Diese Illustrationen zeigen, dass der richtige Gebrauch des Stethoskops selbstverstärkend sein kann, da das Vertrauen in die Befunde das Vertrauen in die Untersuchung erhöht. Dementsprechend können Ärzte weniger abhängig von Technologien wie der Echokardiographie werden, die oft nicht mitten in der Nacht oder in der Praxis zur Verfügung stehen. Darüber hinaus klären die Befunde der körperlichen Untersuchung häufig die Fragen, die mit Hilfe der nachfolgenden Tests beantwortet werden sollen. So kann beispielsweise das Hören eines festen Spalts von S2 die Anordnung einer Blasenuntersuchung zur Suche nach einem Vorhofseptumdefekt nahelegen, wenn das Echokardiogramm zur Verfügung steht.

Natürlich gibt es neben der Herzuntersuchung noch andere Verwendungszwecke des Stethoskops.

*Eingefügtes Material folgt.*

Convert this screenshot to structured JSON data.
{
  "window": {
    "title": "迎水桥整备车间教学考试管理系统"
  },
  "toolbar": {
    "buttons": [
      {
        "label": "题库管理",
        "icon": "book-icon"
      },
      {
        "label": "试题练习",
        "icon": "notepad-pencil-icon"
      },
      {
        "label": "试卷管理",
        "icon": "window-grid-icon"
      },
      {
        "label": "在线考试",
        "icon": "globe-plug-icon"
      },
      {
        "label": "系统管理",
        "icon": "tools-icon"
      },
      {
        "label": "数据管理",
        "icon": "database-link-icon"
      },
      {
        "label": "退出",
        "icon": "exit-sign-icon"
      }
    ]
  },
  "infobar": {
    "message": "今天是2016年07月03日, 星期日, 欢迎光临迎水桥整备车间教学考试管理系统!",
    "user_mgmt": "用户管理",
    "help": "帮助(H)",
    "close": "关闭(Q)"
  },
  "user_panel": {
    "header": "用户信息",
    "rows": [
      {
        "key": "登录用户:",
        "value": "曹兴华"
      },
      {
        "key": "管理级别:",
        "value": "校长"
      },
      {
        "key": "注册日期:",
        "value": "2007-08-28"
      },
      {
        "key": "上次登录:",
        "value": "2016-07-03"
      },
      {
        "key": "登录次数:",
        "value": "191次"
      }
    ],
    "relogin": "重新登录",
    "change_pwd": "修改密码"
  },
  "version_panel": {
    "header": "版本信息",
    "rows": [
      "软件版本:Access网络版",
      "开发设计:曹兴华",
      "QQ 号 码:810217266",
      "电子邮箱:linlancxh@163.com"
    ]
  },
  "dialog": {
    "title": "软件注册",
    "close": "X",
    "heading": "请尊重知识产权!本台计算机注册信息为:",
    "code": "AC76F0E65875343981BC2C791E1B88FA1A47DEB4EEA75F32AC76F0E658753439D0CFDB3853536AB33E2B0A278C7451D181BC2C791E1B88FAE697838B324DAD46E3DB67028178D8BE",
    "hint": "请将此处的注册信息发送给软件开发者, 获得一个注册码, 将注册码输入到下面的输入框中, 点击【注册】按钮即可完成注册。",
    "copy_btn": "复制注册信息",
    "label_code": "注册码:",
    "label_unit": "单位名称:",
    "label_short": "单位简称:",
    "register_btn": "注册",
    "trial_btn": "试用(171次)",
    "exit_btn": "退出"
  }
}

Laennec interessierte sich besonders für das Abhören der Lunge und suchte unter anderem nach Anzeichen von Tuberkulose „im Gipfelbereich der Lunge … unterhalb des Schlüsselbeins.“6 Denken Sie an andere auskultatorische Befunde, die mit Hilfe des Stethoskops erhoben werden können: vaskuläre Blutergüsse einschließlich arteriovenöser Fisteln, Leber- und Milzreibungsgeräusche, das Sukzessionsplätschern einer Kleinrauminfektion im Abdomen, ein Schilddrüsenbruzzeln, Krepitus an verschiedenen Stellen (manche Krepitationen sind auch tastbar), Darmgeräusche bei einer Skrotalhernie, Blutergüsse bei Kompression der inneren oder äußeren Nierenarterie, Blutergüsse bei Pulmonalarterienaststenose oder Aortenisthmusstenose, Strömungsgeräusche bei Transplantaten, ein venöses Brummen und ein Reiben oder Klopfen des Perikards. Systolische Blutergüsse, die sich bis in die Diastole erstrecken, deuten auf eine enge arterielle Stenose hin, und solche Blutergüsse müssen von dem kontinuierlichen Geräusch einer arteriovenösen Fistel unterschieden werden.7 Unser neues Curriculum an der Northwestern University Feinberg School of Medicine betont dies mit seiner kompetenzbasierten Ausbildungsstruktur.

Zusammenfassend lässt sich sagen, dass das Stethoskop drei Köpfe hat – die Glocke, das Zwerchfell und den Kopf zwischen den Ohrstücken. Wenn man alle drei richtig benutzt, entsteht die Geschichte.